Nachdem sich der Distanzunterricht in den vergangenen Wochen eingrooven konnte und die Schüler:innen (und natürlich auch ich ?) immer sicherer mit dem Jonglieren von Videokonferenz, Lernplattform und meinem persönlichen didaktischen Spielplatz Wahlunterricht geworden sind, haben ich mich an einen kooperativen Arbeitsauftrag für mehrere Stunden gewagt: Nachdem sie die wichtigsten Fakten über Städte im Mittelalter gelernt und mit der „Schedelschen Weltchronik“ einen Klassiker der Bildquellen kennengelernt hatten, reisten die Siebtklässler:innen mit einem interaktiven Bild nach Nürnberg und schauten sich nicht nur auf der Kaiserburg, sondern auch auf dem Hauptmarkt und in verschiedenen Kirchen um.

Als Produkt entstanden – um Content für selbigen bemühte Kolleg:innen erahnen es – Artikel für den Jahresbericht, die gemeinsam in Videokonferenzen besprochen worden waren und dann verschriftlicht wurden.

Wer den Arbeitsauftrag genauer anschauen und/oder die eigenen Schüler:innen damit auf die Reise schicken möchte (ich freue mich immer über die Kommentare, die gelegentlich mal bei mir ankommen ?), wird unter diesem Link fündig.

b) Befreiungshalle Kelheim – Und so schließt sich der Kreis

Wie wir Deutschlehrer:innen wissen, ist ein Text dann besonders rund, wenn sich ein Kreis schließt.
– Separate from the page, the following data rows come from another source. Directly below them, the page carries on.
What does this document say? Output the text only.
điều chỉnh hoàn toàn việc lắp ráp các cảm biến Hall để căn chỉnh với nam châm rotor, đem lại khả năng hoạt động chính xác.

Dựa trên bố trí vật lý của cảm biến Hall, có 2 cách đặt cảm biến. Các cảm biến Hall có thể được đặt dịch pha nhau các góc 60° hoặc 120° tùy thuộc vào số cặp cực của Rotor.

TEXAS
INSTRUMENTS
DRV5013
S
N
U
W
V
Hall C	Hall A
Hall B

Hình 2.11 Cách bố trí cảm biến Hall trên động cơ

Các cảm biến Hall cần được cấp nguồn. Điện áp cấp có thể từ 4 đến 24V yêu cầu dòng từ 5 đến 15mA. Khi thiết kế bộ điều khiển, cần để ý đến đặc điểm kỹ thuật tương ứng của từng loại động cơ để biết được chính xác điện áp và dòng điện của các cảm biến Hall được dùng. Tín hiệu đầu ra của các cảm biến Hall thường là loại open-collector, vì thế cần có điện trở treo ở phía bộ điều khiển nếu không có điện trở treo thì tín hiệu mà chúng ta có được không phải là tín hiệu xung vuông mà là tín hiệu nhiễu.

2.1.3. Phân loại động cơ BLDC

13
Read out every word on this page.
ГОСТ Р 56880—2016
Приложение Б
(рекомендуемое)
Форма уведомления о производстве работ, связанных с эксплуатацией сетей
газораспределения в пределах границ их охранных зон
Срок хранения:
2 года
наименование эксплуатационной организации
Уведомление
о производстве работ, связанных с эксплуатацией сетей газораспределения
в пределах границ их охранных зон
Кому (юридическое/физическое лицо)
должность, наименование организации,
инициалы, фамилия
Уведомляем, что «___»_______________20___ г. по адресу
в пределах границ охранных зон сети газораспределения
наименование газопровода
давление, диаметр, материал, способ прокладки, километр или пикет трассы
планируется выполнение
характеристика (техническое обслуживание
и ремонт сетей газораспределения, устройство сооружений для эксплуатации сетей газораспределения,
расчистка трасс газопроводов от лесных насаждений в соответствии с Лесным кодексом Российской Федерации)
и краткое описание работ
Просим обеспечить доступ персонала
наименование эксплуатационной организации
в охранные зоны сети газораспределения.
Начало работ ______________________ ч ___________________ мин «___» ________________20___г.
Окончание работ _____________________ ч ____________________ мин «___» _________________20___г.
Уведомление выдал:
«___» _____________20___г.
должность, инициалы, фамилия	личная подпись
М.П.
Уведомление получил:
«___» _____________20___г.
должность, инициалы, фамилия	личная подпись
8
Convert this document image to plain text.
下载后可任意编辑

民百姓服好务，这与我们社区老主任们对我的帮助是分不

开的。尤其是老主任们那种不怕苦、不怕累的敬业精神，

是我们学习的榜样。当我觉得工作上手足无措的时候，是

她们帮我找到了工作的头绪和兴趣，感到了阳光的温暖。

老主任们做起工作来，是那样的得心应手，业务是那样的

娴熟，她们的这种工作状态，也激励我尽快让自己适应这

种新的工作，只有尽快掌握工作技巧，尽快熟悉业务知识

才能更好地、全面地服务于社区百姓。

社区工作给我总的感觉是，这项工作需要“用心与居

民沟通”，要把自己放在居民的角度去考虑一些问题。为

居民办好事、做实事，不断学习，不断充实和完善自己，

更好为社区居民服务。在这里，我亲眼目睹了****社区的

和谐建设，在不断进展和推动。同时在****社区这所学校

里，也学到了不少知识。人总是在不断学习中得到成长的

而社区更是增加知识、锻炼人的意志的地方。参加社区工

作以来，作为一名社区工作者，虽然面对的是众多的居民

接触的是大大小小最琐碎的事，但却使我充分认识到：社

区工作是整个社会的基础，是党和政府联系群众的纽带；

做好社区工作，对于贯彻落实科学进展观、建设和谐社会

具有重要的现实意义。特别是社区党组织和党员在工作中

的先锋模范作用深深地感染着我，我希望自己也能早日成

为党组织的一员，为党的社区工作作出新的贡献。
Umso passender ist es, dass mein letztes Beispiel die Befreiungshalle in Kelheim ist, die sich für diese Metapher schon allein aufgrund des Grundrisses anbietet. ?

Dieses Bauwerk gehört zu den Denkmälern, die ich selbst während meiner eigenen Schulzeit – im Rahmen eines Schullandheimaufenthalts in der 7. Klasse in Ingolstadt nämlich – besuchen durfte und umso begeisterter war ich, als ich feststellen durfte, dass es mit 360-bayern.de eine Plattform gibt, die Panoramen von verschiedenen Sehenswürdigkeiten in großartiger Qualität und mit echtem „Begehbar“-Feeling anbietet.

(Diese Werbung mag schamlos sein, ist aber unbezahlt, unerfragt und kommt von Herzen.)

Als ich dann auch noch merkte, dass diese sogar auf Mobilgeräten problemlos angezeigt wurden, war die neueste Idee geboren und wurde ohne Zeitverzögerung an meine Achtklässler:innen weitergegeben: Nachdem sie gerade heute morgen ihre Recherchen abgeschlossen haben, werden sie sich nächste Woche daran machen, Führungen durch die Befreiungshalle als Screenrecord aufzunehmen und damit der Vorstellung, Denkmalsführer:innen zu sein, so nah kommen, wie es in diesen besonderen Zeiten möglich sein mag. Und vielleicht, vielleicht wird sich sogar die Gelegenheit ergeben, das ein oder andere Ergebnis der Schüler:innen zu zeigen, weil mir der Betreiber, Herr Spitzlberger, im Mail-Kontakt zusicherte, dass dem von seiner (urheberrechtlichen) Seite nichts entgegenstünde… Ich bin so gespannt, das kann ich euch sagen! ☺

Bild: Innenleben des Smartphones: Felix Mittermeier auf Pixabay

Zuguterletzt…

Was bleibt mir abschließend zu sagen? Dass das Spazierengehen nicht so schlecht ist wie sein aktueller Ruf auf Twitter? Dass ich mich mindestens so sehr wie an den Besuch der Befreiungshalle daran erinnern kann, auf eben dieser Klassenfahrt mit der coolsten Lateinlehrerin der Welt einen Döner essen gewesen zu sein? Ich schweife ab…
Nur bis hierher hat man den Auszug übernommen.